B.5 Quantile Functions for Quick Reference
The quantile function (inverse CDF) returns the value x such that P(X <= x) = p. The following are commonly needed quantiles.
Standard Normal Quantiles
| Probability p | z (quantile) | Common Use |
|---|---|---|
| 0.001 | -3.090 | 99.9% lower bound |
| 0.005 | -2.576 | 99% lower bound |
| 0.010 | -2.326 | 98% lower bound |
| 0.025 | -1.960 | 95% CI lower bound |
| 0.050 | -1.645 | 90% CI lower bound |
| 0.100 | -1.282 | 80% CI lower bound |
| 0.250 | -0.674 | First quartile |
| 0.500 | 0.000 | Median |
| 0.750 | 0.674 | Third quartile |
| 0.900 | 1.282 | 80% CI upper bound |
| 0.950 | 1.645 | 90% CI upper bound |
| 0.975 | 1.960 | 95% CI upper bound |
| 0.990 | 2.326 | 98% CI upper bound |
| 0.995 | 2.576 | 99% CI upper bound |
| 0.999 | 3.090 | 99.9% upper bound |
B.6 Practical Notes for AI Engineering
While the tables in this appendix provide exact reference values, in practice AI engineers almost always compute these values programmatically.
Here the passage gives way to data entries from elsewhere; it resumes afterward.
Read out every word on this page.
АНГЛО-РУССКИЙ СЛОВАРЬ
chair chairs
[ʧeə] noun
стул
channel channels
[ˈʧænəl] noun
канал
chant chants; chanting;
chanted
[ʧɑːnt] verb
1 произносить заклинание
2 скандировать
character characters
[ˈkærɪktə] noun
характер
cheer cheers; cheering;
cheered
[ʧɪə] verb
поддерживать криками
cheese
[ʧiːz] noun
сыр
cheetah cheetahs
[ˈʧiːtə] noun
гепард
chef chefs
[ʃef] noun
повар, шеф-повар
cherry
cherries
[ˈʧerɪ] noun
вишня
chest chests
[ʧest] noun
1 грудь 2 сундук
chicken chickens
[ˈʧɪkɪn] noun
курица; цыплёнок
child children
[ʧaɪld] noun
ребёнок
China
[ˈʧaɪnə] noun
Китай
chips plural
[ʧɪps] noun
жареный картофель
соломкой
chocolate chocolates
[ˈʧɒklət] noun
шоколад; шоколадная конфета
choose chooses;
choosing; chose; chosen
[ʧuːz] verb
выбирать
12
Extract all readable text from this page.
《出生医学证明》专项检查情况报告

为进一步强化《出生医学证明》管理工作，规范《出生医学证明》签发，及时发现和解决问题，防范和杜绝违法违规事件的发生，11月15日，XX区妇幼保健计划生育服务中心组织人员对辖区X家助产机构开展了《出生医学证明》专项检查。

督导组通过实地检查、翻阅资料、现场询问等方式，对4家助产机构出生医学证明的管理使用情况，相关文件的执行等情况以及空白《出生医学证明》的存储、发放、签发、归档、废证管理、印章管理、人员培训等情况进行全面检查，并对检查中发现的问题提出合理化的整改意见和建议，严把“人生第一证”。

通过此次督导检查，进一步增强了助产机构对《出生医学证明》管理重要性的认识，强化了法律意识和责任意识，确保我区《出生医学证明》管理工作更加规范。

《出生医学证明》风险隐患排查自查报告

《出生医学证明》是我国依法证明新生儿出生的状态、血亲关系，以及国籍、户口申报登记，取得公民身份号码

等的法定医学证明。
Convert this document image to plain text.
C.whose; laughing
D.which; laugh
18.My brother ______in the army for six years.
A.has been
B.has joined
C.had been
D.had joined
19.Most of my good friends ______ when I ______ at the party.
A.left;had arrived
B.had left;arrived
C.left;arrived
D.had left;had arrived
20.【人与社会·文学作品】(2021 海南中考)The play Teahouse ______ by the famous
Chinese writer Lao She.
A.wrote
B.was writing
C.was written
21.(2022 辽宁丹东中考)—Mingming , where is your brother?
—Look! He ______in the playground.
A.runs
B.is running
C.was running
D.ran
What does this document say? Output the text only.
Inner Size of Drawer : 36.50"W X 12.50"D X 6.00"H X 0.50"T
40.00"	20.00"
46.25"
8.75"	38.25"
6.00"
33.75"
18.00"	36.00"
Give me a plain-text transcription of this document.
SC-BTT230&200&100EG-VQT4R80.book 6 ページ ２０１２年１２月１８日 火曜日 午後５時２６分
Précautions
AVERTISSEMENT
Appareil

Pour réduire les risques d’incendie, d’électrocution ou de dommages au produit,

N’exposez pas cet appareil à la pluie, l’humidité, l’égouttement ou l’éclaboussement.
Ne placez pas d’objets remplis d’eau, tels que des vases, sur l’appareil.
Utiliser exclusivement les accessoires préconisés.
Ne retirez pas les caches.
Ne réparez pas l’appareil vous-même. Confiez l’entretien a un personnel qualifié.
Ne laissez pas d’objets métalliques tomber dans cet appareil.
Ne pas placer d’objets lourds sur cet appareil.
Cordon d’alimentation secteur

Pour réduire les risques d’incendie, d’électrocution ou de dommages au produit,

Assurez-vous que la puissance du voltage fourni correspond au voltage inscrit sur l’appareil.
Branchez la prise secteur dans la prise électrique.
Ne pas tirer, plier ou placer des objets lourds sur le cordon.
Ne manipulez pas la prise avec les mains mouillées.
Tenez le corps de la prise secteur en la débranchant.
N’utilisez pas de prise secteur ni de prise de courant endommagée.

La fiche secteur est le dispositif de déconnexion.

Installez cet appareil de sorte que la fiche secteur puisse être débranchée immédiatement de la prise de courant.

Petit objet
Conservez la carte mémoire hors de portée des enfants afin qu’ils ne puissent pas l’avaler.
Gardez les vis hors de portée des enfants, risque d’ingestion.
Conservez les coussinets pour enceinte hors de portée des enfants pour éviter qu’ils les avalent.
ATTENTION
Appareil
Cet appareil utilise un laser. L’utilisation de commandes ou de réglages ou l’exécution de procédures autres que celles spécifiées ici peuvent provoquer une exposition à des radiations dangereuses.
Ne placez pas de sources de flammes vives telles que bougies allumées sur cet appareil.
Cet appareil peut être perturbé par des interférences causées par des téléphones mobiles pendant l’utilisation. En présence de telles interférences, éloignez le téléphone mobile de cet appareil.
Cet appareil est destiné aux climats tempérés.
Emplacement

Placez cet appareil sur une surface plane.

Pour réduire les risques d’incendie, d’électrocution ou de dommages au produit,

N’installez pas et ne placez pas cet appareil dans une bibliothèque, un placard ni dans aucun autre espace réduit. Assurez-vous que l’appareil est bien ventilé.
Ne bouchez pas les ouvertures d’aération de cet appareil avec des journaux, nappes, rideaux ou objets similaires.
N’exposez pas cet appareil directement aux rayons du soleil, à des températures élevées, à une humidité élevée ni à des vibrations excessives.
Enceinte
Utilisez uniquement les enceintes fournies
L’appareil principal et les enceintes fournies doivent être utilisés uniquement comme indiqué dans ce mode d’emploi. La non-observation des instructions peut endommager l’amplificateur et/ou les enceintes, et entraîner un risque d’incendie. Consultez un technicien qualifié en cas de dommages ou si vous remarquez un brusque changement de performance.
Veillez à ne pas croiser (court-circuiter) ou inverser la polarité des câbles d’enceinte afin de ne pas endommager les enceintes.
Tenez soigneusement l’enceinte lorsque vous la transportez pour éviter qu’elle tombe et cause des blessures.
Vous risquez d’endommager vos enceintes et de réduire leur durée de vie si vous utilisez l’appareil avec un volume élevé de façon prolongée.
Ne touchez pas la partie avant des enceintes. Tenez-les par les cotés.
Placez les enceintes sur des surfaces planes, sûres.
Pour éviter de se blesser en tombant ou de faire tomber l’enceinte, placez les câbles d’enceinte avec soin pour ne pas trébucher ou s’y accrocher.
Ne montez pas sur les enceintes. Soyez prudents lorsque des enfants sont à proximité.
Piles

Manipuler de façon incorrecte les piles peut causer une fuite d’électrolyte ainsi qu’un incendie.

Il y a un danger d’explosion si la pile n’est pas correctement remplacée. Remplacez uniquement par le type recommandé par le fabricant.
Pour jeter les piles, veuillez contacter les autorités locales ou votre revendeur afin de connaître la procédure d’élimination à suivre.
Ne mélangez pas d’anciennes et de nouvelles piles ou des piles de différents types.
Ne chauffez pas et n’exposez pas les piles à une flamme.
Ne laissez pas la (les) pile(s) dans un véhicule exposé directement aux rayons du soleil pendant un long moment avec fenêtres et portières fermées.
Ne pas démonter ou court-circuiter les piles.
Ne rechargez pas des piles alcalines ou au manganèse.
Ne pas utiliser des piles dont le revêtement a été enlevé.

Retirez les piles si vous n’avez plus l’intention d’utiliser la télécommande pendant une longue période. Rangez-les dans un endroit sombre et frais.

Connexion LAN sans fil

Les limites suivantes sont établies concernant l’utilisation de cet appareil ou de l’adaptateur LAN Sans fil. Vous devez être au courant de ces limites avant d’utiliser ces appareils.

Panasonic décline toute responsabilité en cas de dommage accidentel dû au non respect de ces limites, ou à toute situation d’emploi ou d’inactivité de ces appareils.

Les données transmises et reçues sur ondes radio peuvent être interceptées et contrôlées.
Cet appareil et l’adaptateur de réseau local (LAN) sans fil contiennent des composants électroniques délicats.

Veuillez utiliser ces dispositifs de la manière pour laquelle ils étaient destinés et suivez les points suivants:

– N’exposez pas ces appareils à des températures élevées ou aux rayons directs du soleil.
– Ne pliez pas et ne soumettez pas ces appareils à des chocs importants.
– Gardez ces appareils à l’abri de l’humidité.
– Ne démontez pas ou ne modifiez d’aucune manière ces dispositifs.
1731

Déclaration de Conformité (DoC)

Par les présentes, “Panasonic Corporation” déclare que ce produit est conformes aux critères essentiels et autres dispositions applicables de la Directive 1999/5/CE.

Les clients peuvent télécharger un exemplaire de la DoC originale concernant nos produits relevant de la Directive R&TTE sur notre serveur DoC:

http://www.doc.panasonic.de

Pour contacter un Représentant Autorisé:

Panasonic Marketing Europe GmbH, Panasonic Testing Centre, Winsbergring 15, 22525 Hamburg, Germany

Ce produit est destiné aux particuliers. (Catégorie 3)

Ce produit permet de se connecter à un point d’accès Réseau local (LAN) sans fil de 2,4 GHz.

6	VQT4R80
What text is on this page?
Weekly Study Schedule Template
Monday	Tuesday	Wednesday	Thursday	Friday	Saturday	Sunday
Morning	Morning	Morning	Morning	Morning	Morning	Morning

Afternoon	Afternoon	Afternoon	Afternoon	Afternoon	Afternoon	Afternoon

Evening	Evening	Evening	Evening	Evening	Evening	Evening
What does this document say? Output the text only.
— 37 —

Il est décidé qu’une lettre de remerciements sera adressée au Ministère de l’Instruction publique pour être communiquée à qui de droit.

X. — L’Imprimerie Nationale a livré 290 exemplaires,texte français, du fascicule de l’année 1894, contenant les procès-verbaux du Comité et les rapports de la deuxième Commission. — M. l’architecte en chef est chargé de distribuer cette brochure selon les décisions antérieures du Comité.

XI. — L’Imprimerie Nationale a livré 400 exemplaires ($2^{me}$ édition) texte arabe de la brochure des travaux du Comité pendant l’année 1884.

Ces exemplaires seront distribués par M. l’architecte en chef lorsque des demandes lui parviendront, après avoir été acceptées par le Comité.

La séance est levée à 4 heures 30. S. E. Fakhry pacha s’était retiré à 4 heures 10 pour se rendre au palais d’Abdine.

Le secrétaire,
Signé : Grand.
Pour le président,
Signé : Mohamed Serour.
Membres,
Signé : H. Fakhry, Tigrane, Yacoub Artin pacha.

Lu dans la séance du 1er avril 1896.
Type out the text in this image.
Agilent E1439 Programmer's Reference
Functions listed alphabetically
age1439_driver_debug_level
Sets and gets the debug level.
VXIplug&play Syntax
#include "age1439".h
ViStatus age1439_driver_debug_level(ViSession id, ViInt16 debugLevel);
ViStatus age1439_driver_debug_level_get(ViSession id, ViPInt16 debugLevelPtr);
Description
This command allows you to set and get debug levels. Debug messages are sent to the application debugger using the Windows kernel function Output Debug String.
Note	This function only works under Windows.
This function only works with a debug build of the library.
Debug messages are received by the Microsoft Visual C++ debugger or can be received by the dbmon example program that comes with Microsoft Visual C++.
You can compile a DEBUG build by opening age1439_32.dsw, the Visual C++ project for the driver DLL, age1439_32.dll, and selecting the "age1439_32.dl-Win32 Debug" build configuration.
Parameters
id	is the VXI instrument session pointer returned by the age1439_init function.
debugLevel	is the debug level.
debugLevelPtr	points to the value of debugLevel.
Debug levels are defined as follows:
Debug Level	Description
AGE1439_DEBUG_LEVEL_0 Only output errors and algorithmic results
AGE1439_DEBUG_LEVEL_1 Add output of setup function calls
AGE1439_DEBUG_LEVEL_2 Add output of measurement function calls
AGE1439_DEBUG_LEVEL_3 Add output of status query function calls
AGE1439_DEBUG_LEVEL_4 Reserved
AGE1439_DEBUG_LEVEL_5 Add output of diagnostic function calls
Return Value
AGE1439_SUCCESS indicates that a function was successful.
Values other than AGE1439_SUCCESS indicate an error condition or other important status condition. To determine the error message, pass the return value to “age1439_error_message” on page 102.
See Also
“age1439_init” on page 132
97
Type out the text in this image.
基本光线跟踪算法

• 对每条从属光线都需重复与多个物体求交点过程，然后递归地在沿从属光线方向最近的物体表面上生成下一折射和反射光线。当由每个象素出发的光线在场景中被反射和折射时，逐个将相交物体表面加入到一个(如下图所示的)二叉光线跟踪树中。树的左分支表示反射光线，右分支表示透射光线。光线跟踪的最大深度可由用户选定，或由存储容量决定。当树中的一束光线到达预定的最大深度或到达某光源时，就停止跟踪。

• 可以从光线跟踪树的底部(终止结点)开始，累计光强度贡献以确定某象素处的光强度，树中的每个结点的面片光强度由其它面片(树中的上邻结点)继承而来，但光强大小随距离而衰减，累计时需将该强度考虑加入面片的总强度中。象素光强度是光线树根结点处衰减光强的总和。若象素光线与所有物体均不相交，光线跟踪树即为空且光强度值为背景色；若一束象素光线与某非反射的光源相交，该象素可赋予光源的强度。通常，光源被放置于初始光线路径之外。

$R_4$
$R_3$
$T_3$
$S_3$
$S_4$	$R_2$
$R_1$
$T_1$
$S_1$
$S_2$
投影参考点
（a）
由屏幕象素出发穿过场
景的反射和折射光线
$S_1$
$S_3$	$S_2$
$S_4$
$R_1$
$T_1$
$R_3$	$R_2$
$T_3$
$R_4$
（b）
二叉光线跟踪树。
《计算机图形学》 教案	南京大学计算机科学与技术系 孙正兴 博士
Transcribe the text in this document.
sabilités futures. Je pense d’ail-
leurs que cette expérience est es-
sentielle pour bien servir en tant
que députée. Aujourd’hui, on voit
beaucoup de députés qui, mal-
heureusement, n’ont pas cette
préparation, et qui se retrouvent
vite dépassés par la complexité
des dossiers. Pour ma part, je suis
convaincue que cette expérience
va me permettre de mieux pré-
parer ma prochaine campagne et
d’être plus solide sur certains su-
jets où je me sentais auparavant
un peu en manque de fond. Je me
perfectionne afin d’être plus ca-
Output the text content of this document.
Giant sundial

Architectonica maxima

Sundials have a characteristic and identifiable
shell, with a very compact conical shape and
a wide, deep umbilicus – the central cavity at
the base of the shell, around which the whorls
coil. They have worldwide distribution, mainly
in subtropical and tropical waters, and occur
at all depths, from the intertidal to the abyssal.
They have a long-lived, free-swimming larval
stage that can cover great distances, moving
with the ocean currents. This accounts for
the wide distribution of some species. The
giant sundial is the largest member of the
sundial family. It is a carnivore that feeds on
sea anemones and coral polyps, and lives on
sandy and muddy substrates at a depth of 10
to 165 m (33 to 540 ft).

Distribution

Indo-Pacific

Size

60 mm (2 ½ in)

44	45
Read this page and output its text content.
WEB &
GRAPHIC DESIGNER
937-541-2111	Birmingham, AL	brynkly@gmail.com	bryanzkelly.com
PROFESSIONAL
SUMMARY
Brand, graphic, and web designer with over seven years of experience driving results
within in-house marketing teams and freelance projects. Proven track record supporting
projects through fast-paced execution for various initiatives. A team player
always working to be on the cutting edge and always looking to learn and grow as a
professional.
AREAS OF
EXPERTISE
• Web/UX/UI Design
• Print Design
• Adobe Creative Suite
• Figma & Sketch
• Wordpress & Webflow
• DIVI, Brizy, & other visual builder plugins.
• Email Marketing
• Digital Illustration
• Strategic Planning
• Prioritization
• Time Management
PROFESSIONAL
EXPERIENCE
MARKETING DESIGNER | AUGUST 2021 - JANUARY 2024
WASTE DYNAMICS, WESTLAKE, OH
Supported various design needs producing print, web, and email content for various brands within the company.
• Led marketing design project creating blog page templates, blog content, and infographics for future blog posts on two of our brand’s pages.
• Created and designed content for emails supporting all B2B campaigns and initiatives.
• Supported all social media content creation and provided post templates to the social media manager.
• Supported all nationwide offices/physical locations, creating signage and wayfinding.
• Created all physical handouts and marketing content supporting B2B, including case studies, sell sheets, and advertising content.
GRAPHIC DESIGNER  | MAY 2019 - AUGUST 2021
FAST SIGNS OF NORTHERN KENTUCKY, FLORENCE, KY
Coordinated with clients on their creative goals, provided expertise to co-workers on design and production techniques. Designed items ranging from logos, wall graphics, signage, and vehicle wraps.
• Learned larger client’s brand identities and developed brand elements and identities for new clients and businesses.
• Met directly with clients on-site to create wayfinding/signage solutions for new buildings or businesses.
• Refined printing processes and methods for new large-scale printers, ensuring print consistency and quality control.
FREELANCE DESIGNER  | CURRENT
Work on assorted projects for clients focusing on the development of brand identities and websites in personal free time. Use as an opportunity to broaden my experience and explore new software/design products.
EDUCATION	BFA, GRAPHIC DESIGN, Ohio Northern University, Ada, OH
Here are the key functions in Python:
from scipy import stats
# Standard normal
stats.norm.cdf(1.96) # P(Z <= 1.96) = 0.975
stats.norm.ppf(0.975) # Quantile: z = 1.96
stats.norm.sf(1.96) # Survival: P(Z > 1.96) = 0.025
# t-distribution
stats.t.ppf(0.975, df=10) # t critical value, df=10
stats.t.cdf(2.228, df=10) # CDF at 2.228 with df=10
# Chi-square
stats.chi2.ppf(0.95, df=5) # Chi-square critical value
stats.chi2.sf(11.07, df=5) # p-value for chi-square test
# General: any scipy distribution
dist = stats.gamma(a=2, scale=1/3)
dist.mean() # Mean
dist.var() # Variance
dist.pdf(1.0) # PDF at x=1
dist.cdf(1.0) # CDF at x=1
dist.rvs(size=1000) # Random samples
When to use tables vs. code: Tables are useful for building intuition about distribution shapes and for quick mental estimates. In any production or research context, always use scipy.stats or equivalent libraries for exact computation. The tables here are provided so that readers can verify hand calculations and develop familiarity with the key distributions before relying entirely on software.